To that end, here are some language and communication tips from AMA’s new seminar Managing Multicultural Teams for Peak Performance, that are of particular benefit to managers of culturally diverse teams:
- Simplify your message by using less complex sentence structures and vocabulary.
- Never shout to be understood.
- Define the meaning of critical technical words and acronyms.
- Avoid non-standard abbreviations, such as “U R” for “you are.”
- Be patient and try to follow team members’ ideas and logic, which may be different from yours.
- Ask people to repeat once, maybe twice, if you do not understand them. If that does not work, ask them to say it in a different manner.
- Remain cool and composed, even when you have made a mistake that results in embarrassment for you or when you feel embarrassed by others (in most cases, they did not mean to embarrass you).
- When you feel strong emotions about something said or done by someone who comes from a culturally different background than you do, clarify their meanings and intentions before you express your emotions.
- If you cannot think of any positive interpretation of someone else’s actions or words, chances are you are missing something. Clarify with the person or with someone who has experience in dealing with similar cultural groups.
- Adapt your space requirements to those of your counterparts whenever possible. You can judge someone’s comfort zone by the distance to which they extend their hand when shaking hands.
- When someone does or says something that seems weird and/or wrong, give him/her the benefit of the doubt. Ask yourself: “How else could I interpret these words or actions?”
- Communicate important messages via several different media to ensure that they are received. Make sure that all the messages are consistent.
Tips for Native English Speakers
- Avoid “isn’t it?” questions. Because this way of formulating questions does not exist in many other languages, it can be confusing for non-native English speakers. For example, to the question, “You are coming, aren’t you?” they may answer, “Yes” (I am coming) or “No” (I am coming), depending on how they interpret the question.
- Ask the person if he/she wants help with finding words that might convey their meaning.
- If you do not understand a word, ask the person to spell it, write it down, use a synonym or say the word in his/her native language and have someone else translate, if possible.
- Try to involve non-native English speakers, particularly during brainstorming sessions, by asking explicitly for their input.
- If you receive a voice mail message that you do not understand, ask another non-native English speaker from the same linguistic background to listen to it and “translate” for you.
- In continuous meetings, provide some break time so that non-native English speakers can take a rest from the concentration required to follow the conversation.
- Avoid scheduling presentations by non-native English speakers at the end of the day, when fatigue may affect their English speaking skills.
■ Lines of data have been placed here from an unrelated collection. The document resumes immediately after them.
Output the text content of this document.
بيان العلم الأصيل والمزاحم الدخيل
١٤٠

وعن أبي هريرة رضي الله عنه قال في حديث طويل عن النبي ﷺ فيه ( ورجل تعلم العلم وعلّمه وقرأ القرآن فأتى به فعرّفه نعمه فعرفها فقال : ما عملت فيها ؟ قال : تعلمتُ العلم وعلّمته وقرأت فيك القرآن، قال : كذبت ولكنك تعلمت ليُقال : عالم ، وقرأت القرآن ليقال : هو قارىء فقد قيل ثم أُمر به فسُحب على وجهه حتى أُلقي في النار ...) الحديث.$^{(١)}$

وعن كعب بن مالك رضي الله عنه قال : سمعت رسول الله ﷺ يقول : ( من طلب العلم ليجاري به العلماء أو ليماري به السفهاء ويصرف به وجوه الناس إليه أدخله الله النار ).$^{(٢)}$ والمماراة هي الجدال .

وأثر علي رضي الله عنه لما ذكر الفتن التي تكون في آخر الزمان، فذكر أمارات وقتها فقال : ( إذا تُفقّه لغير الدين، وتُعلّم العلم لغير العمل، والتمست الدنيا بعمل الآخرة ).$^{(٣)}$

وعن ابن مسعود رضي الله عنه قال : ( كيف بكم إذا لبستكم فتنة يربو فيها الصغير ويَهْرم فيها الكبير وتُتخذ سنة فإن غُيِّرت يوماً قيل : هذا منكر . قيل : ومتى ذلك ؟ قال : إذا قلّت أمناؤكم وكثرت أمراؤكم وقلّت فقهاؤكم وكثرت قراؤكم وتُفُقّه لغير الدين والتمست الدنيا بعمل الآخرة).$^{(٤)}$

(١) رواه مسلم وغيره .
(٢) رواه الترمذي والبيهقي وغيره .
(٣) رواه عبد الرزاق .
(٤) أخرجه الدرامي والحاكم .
- Consider providing ESL courses to the non-native English speakers on your staff or team.
- Offer to proofread non-native English speakers’ documents or presentations.
- Slow down your delivery and clearly articulate each word. Avoid contractions that are difficult for non-native English speakers to understand (i.e., “gonna,” “wanna”).
- In face-to-face meetings, face the people to whom you speak.
Tips for Non-native English Speakers
- If you do not mind people suggesting words so that you can communicate more quickly, say so.
- Try to participate in discussions, especially brainstorming sessions, even if you feel uncomfortable.
- If your organization offers ESL courses, take them, even if your English is already functional. Courses designed to help you modify your accent to make it more understandable by native English speakers can be particularly beneficial.
- Keep a dictionary handy and make sure the words you use mean what you think they mean.
- Ask a native English speaker for help with your documents, presentations and even sensitive e-mails or phone calls, if necessary.
- Before calling someone, think of what you want to say and look up any words that you are unsure of. If you must leave a voice mail message, compose the message on paper, then read it into the phone.
- Make sure you know and use appropriately the technical words that people in your field use. Find a native English speaker who will take the time to discuss this with you; use sketches, diagrams and pictures to ensure that you understand correctly. Use the terms repeatedly until they become second nature.
- Do not attempt to use slang and idiomatic expressions until you are quite comfortable with the language. Using these incorrectly or in the wrong situation can backfire.